If your employer offers both a 401(k) and 403(b) plan, you may choose to participate in either or both (if allowed), depending on your preference.
Generally, you will find the 401(k) and 403(b) plans similar: the contribution limits are the same; both plans allow employees to make contributions on a pre-tax basis; both plans have the ability to offer loans to employees; and, for both plans, employees must meet certain requirements to be able to withdraw assets from the plan.
The key difference between 403(b) and 401(k) plans lies in the investment options.
403(b) investments are often limited to annuity contracts or mutual funds and money market funds (the type of 403(b) will determine whether the investment must be annuity contract or mutual fund). The investment options for 401(k) plans include any publicly-traded securities, mutual funds, options, etc. The plan may limit the investments to a selected list prepared by the plan administrator.
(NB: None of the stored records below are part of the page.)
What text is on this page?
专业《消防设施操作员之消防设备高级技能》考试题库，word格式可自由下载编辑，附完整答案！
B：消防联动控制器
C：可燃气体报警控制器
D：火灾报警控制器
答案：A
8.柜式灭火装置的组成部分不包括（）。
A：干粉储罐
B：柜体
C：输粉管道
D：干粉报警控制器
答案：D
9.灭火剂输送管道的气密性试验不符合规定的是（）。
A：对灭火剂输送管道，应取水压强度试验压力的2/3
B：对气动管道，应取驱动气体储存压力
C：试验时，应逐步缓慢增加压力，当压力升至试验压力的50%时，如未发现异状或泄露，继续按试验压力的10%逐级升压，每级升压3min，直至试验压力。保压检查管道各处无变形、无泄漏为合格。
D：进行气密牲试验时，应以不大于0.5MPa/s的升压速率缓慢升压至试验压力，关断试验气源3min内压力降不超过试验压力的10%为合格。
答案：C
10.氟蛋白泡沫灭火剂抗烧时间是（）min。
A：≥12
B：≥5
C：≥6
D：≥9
If your employer does not sponsor a retirement plan at this time, you may consider contributing to a Traditional IRA or a Roth IRA. These plans allow you to contribute up to $6,000 per year ($7,000 if you are at least age 50 by the end of the year for which the contribution is being made). In the meantime, you might want to consult with your employer about offering a retirement plan for employees.
Dan Stewart, CFA®
Revere Asset Management, Dallas, TX
A 401(k) is a private business retirement plan usually accompanied by a tax-deductible company match. A 403(b) is a government or non-profit plan normally without a match. This is because there is no incentive, other than altruistic, to match since non-profits and governments don’t need a tax deduction.
As a teacher, you most likely have a 403(b). Investing in the 403(b) can be disadvantageous since you can most likely get the same or similar investment strategy directly with a mutual fund without putting it inside of a costly annuity first. In other words, there’s no point in buying an S&P 500 Index fund within an annuity with fees when you can simply invest in an S&P 500 Index fund. One exception to this would be guaranteed, fixed interest accounts with higher net-of-fee rates.